Vivo en el Cajón del Maipo, y puedo asegurarle al que no sabe, que para sus habitantes el tren que ya no existe es importante, y no es menos que la arriería o el niño del Cerro El Plomo. Puede que para el lector esto resulte en materialidades insignificantes, pero no es así para mí y el resto de mis vecinos. En buena hora, existe una disposición legal que nos protege.

El llamado a la tolerancia y al reconocimiento intercultural

Mi argumentación puede resultar alarmante. Pero le suplico, me conceda este designio patrimonial. No por su afán conservacionista, sino por su inherente apelación al reconocimiento intercultural. Un gesto de tolerancia, ecuanimidad y generosidad que es enteramente necesaria para el desarrollo y la convivencia social. Creo que mientras las y los chilenos acuerden que es adecuada una legalidad patrimonial, lo lógico es que veamos cómo hacemos para desenredar provechosamente esto en su actualidad.

La mayoría de las veces, los proyectos de inversión son asolados por la “aparición del patrimonio”, justamente en el lugar donde se indica la construcción de un muelle, un relaveducto, una planta de desalación, un parque de energía sustentable, un hospital, un camino vecinal o un conjunto habitacional.

De seguro, nadie pensó, que esta variable haría tropezar el proyecto, pues las evaluaciones ambientales suelen hacerse con posterioridad al diseño del proyecto. Pero si en el futuro los proyectos de importancia para el desarrollo consideran seriamente la norma legal dentro (y no luego) de sus planes de intervención, de seguro pasaríamos del conflicto a un problema operacional. Esto es más sencillo que saber sumar y restar, pues simplemente equilibra y programa decisiones que caminan juntas en dirección a un final ambiental con seguridad exitoso. En especial, cuando es un hecho que malos manejos patrimoniales, suelen perjudicar emprendimientos que mejoran la vida de las personas.

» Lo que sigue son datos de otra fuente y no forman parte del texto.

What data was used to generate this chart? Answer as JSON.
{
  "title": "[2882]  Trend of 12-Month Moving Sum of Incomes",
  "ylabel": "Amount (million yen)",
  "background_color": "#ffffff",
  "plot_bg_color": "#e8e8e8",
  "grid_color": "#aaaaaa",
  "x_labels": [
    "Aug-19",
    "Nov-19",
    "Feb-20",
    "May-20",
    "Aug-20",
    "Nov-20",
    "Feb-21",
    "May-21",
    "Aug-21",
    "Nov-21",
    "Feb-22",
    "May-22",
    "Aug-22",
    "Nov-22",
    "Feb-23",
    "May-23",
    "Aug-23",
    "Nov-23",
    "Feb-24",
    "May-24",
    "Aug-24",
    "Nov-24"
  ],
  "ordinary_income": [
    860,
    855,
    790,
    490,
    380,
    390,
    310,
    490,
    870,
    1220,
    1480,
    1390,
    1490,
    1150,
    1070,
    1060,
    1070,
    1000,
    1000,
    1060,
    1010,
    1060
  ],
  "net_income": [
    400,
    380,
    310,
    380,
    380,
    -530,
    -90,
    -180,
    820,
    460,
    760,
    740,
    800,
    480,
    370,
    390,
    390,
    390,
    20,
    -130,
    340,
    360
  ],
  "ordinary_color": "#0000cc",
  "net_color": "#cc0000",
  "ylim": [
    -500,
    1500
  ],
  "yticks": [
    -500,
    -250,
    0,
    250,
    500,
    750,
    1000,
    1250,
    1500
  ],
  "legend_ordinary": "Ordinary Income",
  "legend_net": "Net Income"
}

Como arqueólogo, sé perfectamente que no es el valor de un hallazgo el que entorpece una faena y su inversión, sino el modo en que encaramos la evidencia arqueológica. Hay sitios pequeños, que pueden ser retirados durante su descubrimiento. Hay otros extensos, pero livianos, que pueden ser recolectados con rapidez. Y finalmente, aquellos cuya monumentalidad, requieren de conservación o recuperación de alta complejidad profesional. Estos últimos son los que demandan verdadera atención intersectorial.

Ciertamente, deben ser recuperados, no sin antes concordar si esto es realmente necesario. Pues muchas veces, solo basta evitar su intervención. Y cuando no es así, un plan de etapas múltiples, pueden disminuir los retrasos en la agenda. Lo importante aquí, es la deliberación consensuada de los intervinientes públicos y privados, cautelando la importancia de la inversión más la importancia patrimonial.

La permisología arqueológica como síntoma, no como causa

La “permisología arqueológica” no es la causa del problema, es solo el residuo de una desinteligencia colectiva que no conversa, que no reconoce, que no se respeta a sí misma. Que no toma conciencia, que cuando de permisos y trámites se trata, el Estado tiene una historia tan larga que me parece improcedente no aceptar.

Tengo el vívido recuerdo de niño en los años 60. Mi madre y sus amigos reían a más no poder, cuando contaban que una vez finalizado largos años de documentos solicitados, el empleado, tras la ventanilla del Ministerio, esbozaba una sonrisa triunfante al pedir ese papel tan necesario, al que llamaban el “reason why”.